Revenue model. One of the important things about the original Feathers! is that it was provided for free. The user was thus not in a position to demand that anybody provide tech support. To the extent there was anything like tech support, it came from the Feathers! listserv.
One possible crowd-source approach would be that each sponsor contributes what they wish, and part of what they get for their sponsorship is that the software provided to them would be the full functioning package. I guess there would need to be some minimum dollar amount. We already have one sponsor at $1000 so maybe that would be the minimum sponsorship level.
Then, once the product gets released, it would be available to others but it would be crippled. Maybe it only permits monitoring twenty applications/registrations, something like that. And to get an unlock code to make it into the full functioning package, the user would pay a bunch of money. Maybe the minimum sponsorship number ($1000 in my guess). Every three months or something, I would distribute maybe two-thirds of that money in proportion to the sponsorship numbers. I would keep one-third, something like that. People would just have to trust me on this. Until eventually the sponsors had gotten back their sponsorship amount plus one-third, something like that.

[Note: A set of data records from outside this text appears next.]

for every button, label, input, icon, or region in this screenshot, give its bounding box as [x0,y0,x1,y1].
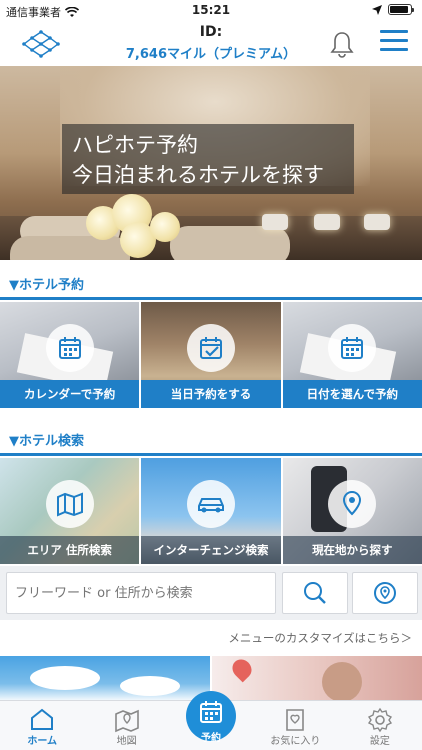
tab-settings[interactable]: 設定 [338,701,422,750]
bottom-tab-bar: ホーム 地図 予約 お気に入り 設定 [0,691,422,750]
tile-current-location-search[interactable]: 現在地から探す [282,458,422,564]
tab-label: 設定 [369,736,390,747]
location-pin-icon [328,480,377,528]
tab-favorites[interactable]: お気に入り [253,701,337,750]
location-search-icon [374,582,396,604]
tab-home[interactable]: ホーム [0,701,84,750]
hero-banner[interactable]: ハピホテ予約 今日泊まれるホテルを探す [0,66,422,260]
status-bar: 通信事業者 15:21 [0,0,422,22]
promo-banner-sky[interactable] [0,656,210,702]
calendar-icon [328,324,377,372]
tile-caption: カレンダーで予約 [0,380,140,408]
search-input[interactable] [6,572,276,614]
battery-icon [388,4,414,15]
tile-calendar-booking[interactable]: カレンダーで予約 [0,302,140,408]
tile-select-date-booking[interactable]: 日付を選んで予約 [282,302,422,408]
location-arrow-icon [372,4,382,15]
tile-caption: 現在地から探す [282,536,422,564]
map-icon [45,480,94,528]
status-right [372,4,414,15]
booking-heading-label: ▼ホテル予約 [9,278,84,293]
car-icon [186,480,235,528]
account-id-label: ID: [199,24,223,40]
customize-menu-link[interactable]: メニューのカスタマイズはこちら＞ [228,630,412,646]
gear-icon [367,707,392,733]
tab-label: 地図 [116,736,137,747]
promo-banner-couple[interactable] [212,656,422,702]
tab-reservation[interactable]: 予約 [169,691,253,750]
app-header: ID: 7,646マイル（プレミアム） [0,22,422,66]
status-time: 15:21 [191,3,231,17]
search-section-heading: ▼ホテル検索 [0,420,422,456]
tile-same-day-booking[interactable]: 当日予約をする [141,302,281,408]
account-info: ID: 7,646マイル（プレミアム） [0,24,422,62]
hamburger-menu-button[interactable] [380,30,408,58]
tile-interchange-search[interactable]: インターチェンジ検索 [141,458,281,564]
search-icon [304,582,326,604]
booking-section-heading: ▼ホテル予約 [0,264,422,300]
tab-label: 予約 [201,733,222,744]
search-bar [0,566,422,620]
calendar-check-icon [186,324,235,372]
hero-title: ハピホテ予約 [72,133,198,157]
search-button[interactable] [282,572,348,614]
search-heading-label: ▼ホテル検索 [9,434,84,449]
tile-caption: エリア 住所検索 [0,536,140,564]
tab-map[interactable]: 地図 [84,701,168,750]
tile-caption: 当日予約をする [141,380,281,408]
booking-tiles: カレンダーで予約 当日予約をする 日付を選んで予約 [0,302,422,408]
account-miles: 7,646マイル（プレミアム） [125,47,297,62]
map-icon [114,709,139,733]
home-icon [31,708,54,730]
hero-subtitle: 今日泊まれるホテルを探す [72,163,324,187]
tile-caption: インターチェンジ検索 [141,536,281,564]
tab-label: お気に入り [270,736,321,747]
bell-icon[interactable] [328,30,356,58]
tile-caption: 日付を選んで予約 [282,380,422,408]
hero-caption: ハピホテ予約 今日泊まれるホテルを探す [62,124,354,194]
calendar-icon [200,701,223,723]
favorite-book-icon [286,709,305,731]
tile-area-search[interactable]: エリア 住所検索 [0,458,140,564]
tab-label: ホーム [27,736,58,747]
calendar-icon [45,324,94,372]
search-tiles: エリア 住所検索 インターチェンジ検索 現在地から探す [0,458,422,564]
map-search-button[interactable] [352,572,418,614]
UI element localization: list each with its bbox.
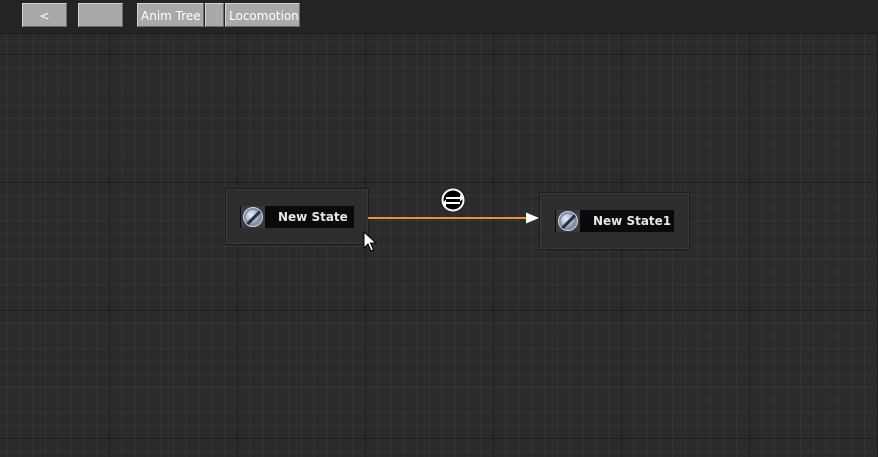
breadcrumb-item-blank[interactable]	[205, 3, 224, 27]
state-icon	[243, 207, 263, 227]
state-node-new-state1[interactable]: New State1	[539, 192, 690, 250]
state-node-title: New State	[240, 206, 354, 228]
back-button[interactable]: <	[22, 3, 67, 27]
state-icon-frame	[241, 206, 265, 228]
state-graph-canvas[interactable]: New State New State1	[0, 34, 878, 457]
state-node-new-state[interactable]: New State	[225, 188, 369, 245]
state-node-title: New State1	[555, 210, 674, 232]
breadcrumb-locomotion[interactable]: Locomotion	[225, 3, 300, 27]
state-node-label: New State1	[593, 214, 672, 228]
state-node-label: New State	[278, 210, 348, 224]
state-icon	[558, 211, 578, 231]
forward-button[interactable]	[78, 3, 123, 27]
state-icon-frame	[556, 210, 580, 232]
breadcrumb-anim-tree[interactable]: Anim Tree	[137, 3, 204, 27]
toolbar: < Anim Tree Locomotion	[0, 0, 878, 34]
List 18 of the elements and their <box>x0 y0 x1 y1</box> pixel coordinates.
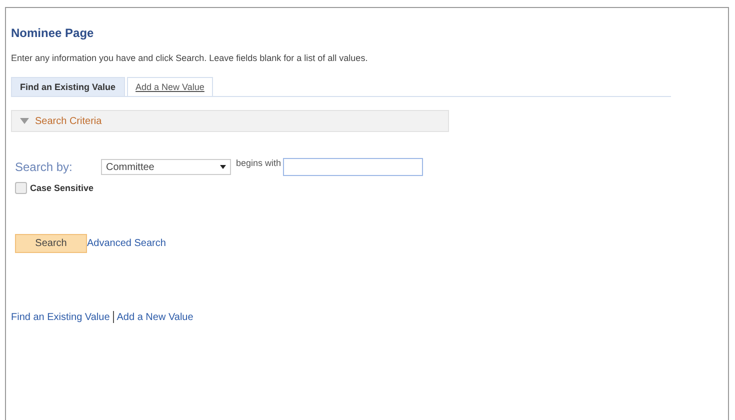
search-criteria-label: Search Criteria <box>35 116 102 126</box>
tab[interactable]: Add a New Value <box>126 77 214 96</box>
search-by-dropdown[interactable]: Committee <box>101 159 231 175</box>
footer-link[interactable]: Find an Existing Value <box>11 312 110 322</box>
caret-icon <box>220 165 226 169</box>
footer-link[interactable]: Add a New Value <box>116 312 194 322</box>
case-sensitive-label: Case Sensitive <box>30 183 94 193</box>
operator-label: begins with <box>236 158 282 168</box>
tab[interactable]: Find an Existing Value <box>11 77 125 96</box>
search-by-label: Search by: <box>15 160 74 174</box>
search-input-field[interactable] <box>283 158 424 176</box>
page-title: Nominee Page <box>11 26 95 40</box>
case-sensitive-checkbox[interactable] <box>15 182 27 194</box>
instructions-text: Enter any information you have and click Search. Leave fields blank for a list of all values. <box>11 53 369 63</box>
advanced-search-link[interactable]: Advanced Search <box>87 238 166 249</box>
caret-icon <box>20 118 29 124</box>
search-criteria-bar[interactable]: Search Criteria <box>11 110 449 132</box>
search-button[interactable]: Search <box>15 234 87 253</box>
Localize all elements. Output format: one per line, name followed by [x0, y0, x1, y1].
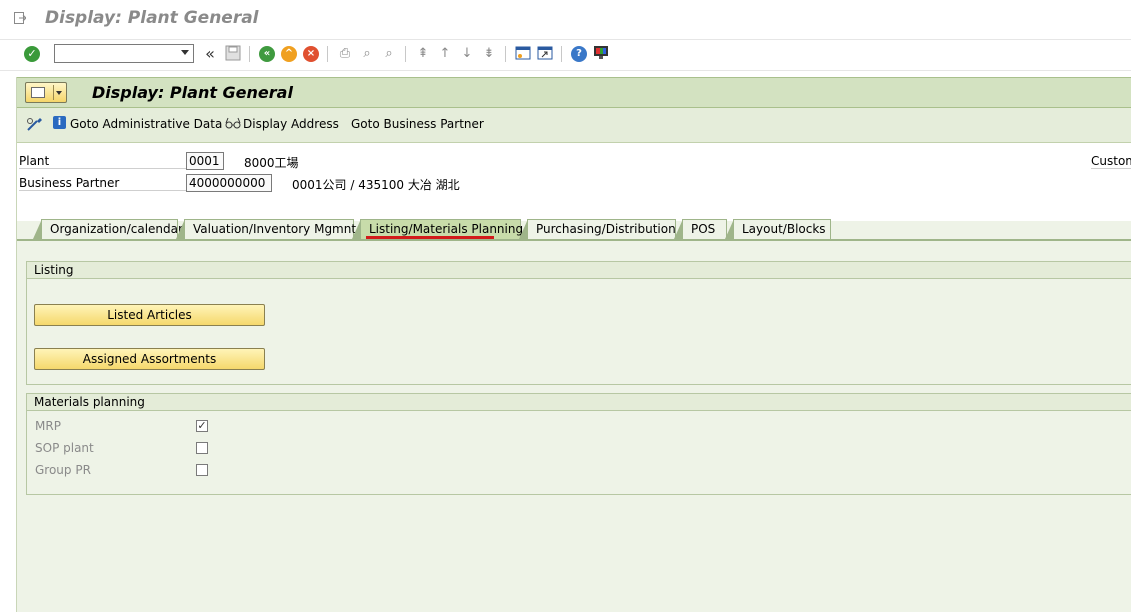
menu-split	[53, 85, 54, 100]
group-pr-label: Group PR	[35, 463, 91, 477]
shortcut-icon[interactable]	[536, 45, 554, 63]
application-title-bar: Display: Plant General	[17, 77, 1131, 108]
glasses-icon[interactable]	[225, 116, 242, 134]
application-toolbar: i Goto Administrative Data Display Addre…	[17, 108, 1131, 143]
system-toolbar: ✓ « « ^ × ⎙ ⌕ ⌕ ⇞ ↑ ↓ ⇟ ?	[0, 39, 1131, 71]
cancel-icon[interactable]: ×	[303, 46, 319, 62]
tab-strip-border	[17, 239, 1131, 241]
toolbar-separator	[405, 46, 406, 62]
toolbar-separator	[327, 46, 328, 62]
last-page-icon[interactable]: ⇟	[480, 45, 498, 63]
toolbar-separator	[249, 46, 250, 62]
toolbar-separator	[505, 46, 506, 62]
tab-label: Organization/calendar	[50, 222, 183, 236]
assigned-assortments-button[interactable]: Assigned Assortments	[34, 348, 265, 370]
toolbar-separator	[561, 46, 562, 62]
sop-plant-label: SOP plant	[35, 441, 94, 455]
menu-icon	[31, 87, 45, 98]
business-partner-field[interactable]: 4000000000	[186, 174, 272, 192]
command-field[interactable]	[54, 44, 194, 63]
sop-plant-checkbox[interactable]	[196, 442, 208, 454]
listing-group: Listing Listed Articles Assigned Assortm…	[26, 261, 1131, 385]
exit-window-icon[interactable]	[14, 12, 26, 24]
find-next-icon[interactable]: ⌕	[380, 45, 398, 63]
layout-icon[interactable]	[592, 45, 610, 63]
new-session-icon[interactable]	[514, 45, 532, 63]
business-partner-description: 0001公司 / 435100 大冶 湖北	[292, 178, 460, 192]
print-icon[interactable]: ⎙	[336, 45, 354, 63]
goto-business-partner-button[interactable]: Goto Business Partner	[351, 117, 484, 131]
save-icon[interactable]	[224, 45, 242, 63]
business-partner-label: Business Partner	[19, 176, 187, 191]
display-change-icon[interactable]	[26, 116, 44, 136]
custom-label: Custom	[1091, 154, 1131, 169]
listed-articles-button[interactable]: Listed Articles	[34, 304, 265, 326]
group-pr-checkbox[interactable]	[196, 464, 208, 476]
previous-page-icon[interactable]: ↑	[436, 45, 454, 63]
header-fields: Plant 0001 8000工場 Business Partner 40000…	[17, 143, 1131, 221]
tab-label: Layout/Blocks	[742, 222, 826, 236]
tab-layout-blocks[interactable]: Layout/Blocks	[725, 219, 831, 239]
tab-label: Valuation/Inventory Mgmnt	[193, 222, 357, 236]
find-icon[interactable]: ⌕	[358, 45, 376, 63]
window-title: Display: Plant General	[45, 8, 259, 28]
application-area: Display: Plant General i Goto Administra…	[16, 77, 1131, 612]
plant-label: Plant	[19, 154, 187, 169]
tab-pos[interactable]: POS	[674, 219, 727, 239]
tab-organization-calendar[interactable]: Organization/calendar	[33, 219, 183, 239]
first-page-icon[interactable]: ⇞	[414, 45, 432, 63]
tab-purchasing-distribution[interactable]: Purchasing/Distribution	[519, 219, 676, 239]
tab-strip: Organization/calendar Valuation/Inventor…	[17, 217, 1131, 240]
tab-label: POS	[691, 222, 716, 236]
display-address-button[interactable]: Display Address	[243, 117, 339, 131]
enter-icon[interactable]: ✓	[24, 46, 40, 62]
help-icon[interactable]: ?	[571, 46, 587, 62]
listing-group-title: Listing	[27, 262, 1131, 279]
goto-admin-data-button[interactable]: Goto Administrative Data	[70, 117, 222, 131]
exit-icon[interactable]: ^	[281, 46, 297, 62]
next-page-icon[interactable]: ↓	[458, 45, 476, 63]
mrp-checkbox[interactable]: ✓	[196, 420, 208, 432]
menu-button[interactable]	[25, 82, 67, 103]
plant-description: 8000工場	[244, 156, 299, 170]
plant-field[interactable]: 0001	[186, 152, 224, 170]
materials-planning-group-title: Materials planning	[27, 394, 1131, 411]
window-title-bar: Display: Plant General	[0, 0, 1131, 38]
mrp-label: MRP	[35, 419, 61, 433]
materials-planning-group: Materials planning MRP ✓ SOP plant Group…	[26, 393, 1131, 495]
tab-label: Purchasing/Distribution	[536, 222, 676, 236]
info-icon[interactable]: i	[53, 116, 66, 129]
collapse-icon[interactable]: «	[201, 45, 219, 63]
active-tab-underline	[366, 236, 494, 239]
menu-dropdown-icon[interactable]	[56, 91, 62, 95]
back-icon[interactable]: «	[259, 46, 275, 62]
command-dropdown-icon[interactable]	[181, 50, 189, 55]
page-title: Display: Plant General	[92, 83, 293, 102]
tab-valuation-inventory[interactable]: Valuation/Inventory Mgmnt	[176, 219, 357, 239]
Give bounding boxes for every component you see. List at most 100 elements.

Everybody would have to be told over and over again (and through clickwrap) that there is no tech support other than what they can get (if anything) through the listserv.
Installation. A few of our readers may be familiar with how one does installation for a PHP-MySQL product. Basically you find or build or obtain a virtual or a physical Linux box. The best way by far, these days, is to do a Linux hosting package on Namecheap for $3 to $9 per month. And then in cPanel you set up an execution space for a virtual Linux machine.
And in cPanel you set up a domain name that points to that execution space, and an SSL certificate. Feathers.mydomain.com.
Next you create a database in MySQL.
Next you copy all of the install files into the directory of the virtual machine.
Next you run the installer: https://feathers.mydomain.com/install.php . it asks for the location of the database and the user ID and password. You define the admin password and then you are golden.
Oh and then you set up a cron job so that it will run once a day, probably at a time that is randomly chosen each day for a random time between maybe 1AM Eastern and 6AM Eastern or something like that. We would ask the USPTO folks what range of times of day they want it to be.
The access to the system is through https://feathers.mydomain.com . It sends email using the native email sending capability of your Linux hosting environment.
There would be a place to upload your tradamark.dat file from the legacy Feathers!
The starting point would be for the system to mostly replicate the functions of the legacy Feathers! but we would also do some feature adds.
Self-test. The Feathers! 2.0 software would have a self-test button that displays a detailed report of things like:
- acceptable version of PHP in place
- system is able to get into the MySQL database
- system is able to send email
- system is able to do a lookup in the USPTO API
- system has an SSL certificate
- other healthy-baby checks
Installation service. I suppose another thing is that some users would prefer to be able to pay somebody to install the software for them. So maybe there is an installation service. Some of our Feathers! users will be comfortable offering such an installation service. The idea is that the user signs up for Namecheap cPanel hosting, maybe the one that is $3 per month. And the user picks a domain name for the hosting. And the user then pays maybe $1000 to the installer. The installer sets it all up (either the free crippled version or the paid-for or sponsored full-functioning version) and gets it running. Uploading the tradmark.dat file if asked to do so. Setting up a cron job if the hosting platform permits.
It would have to be made clear that for the $1000 one is not purchasing support in perpetuity. All you get is the thing works for a week or you get your $1000 installer fee back. It would be up to the user to do backups if desired, to pay the recurring fee for the hosting, to keep the domain name working, to keep the SSL certificate current, and so on.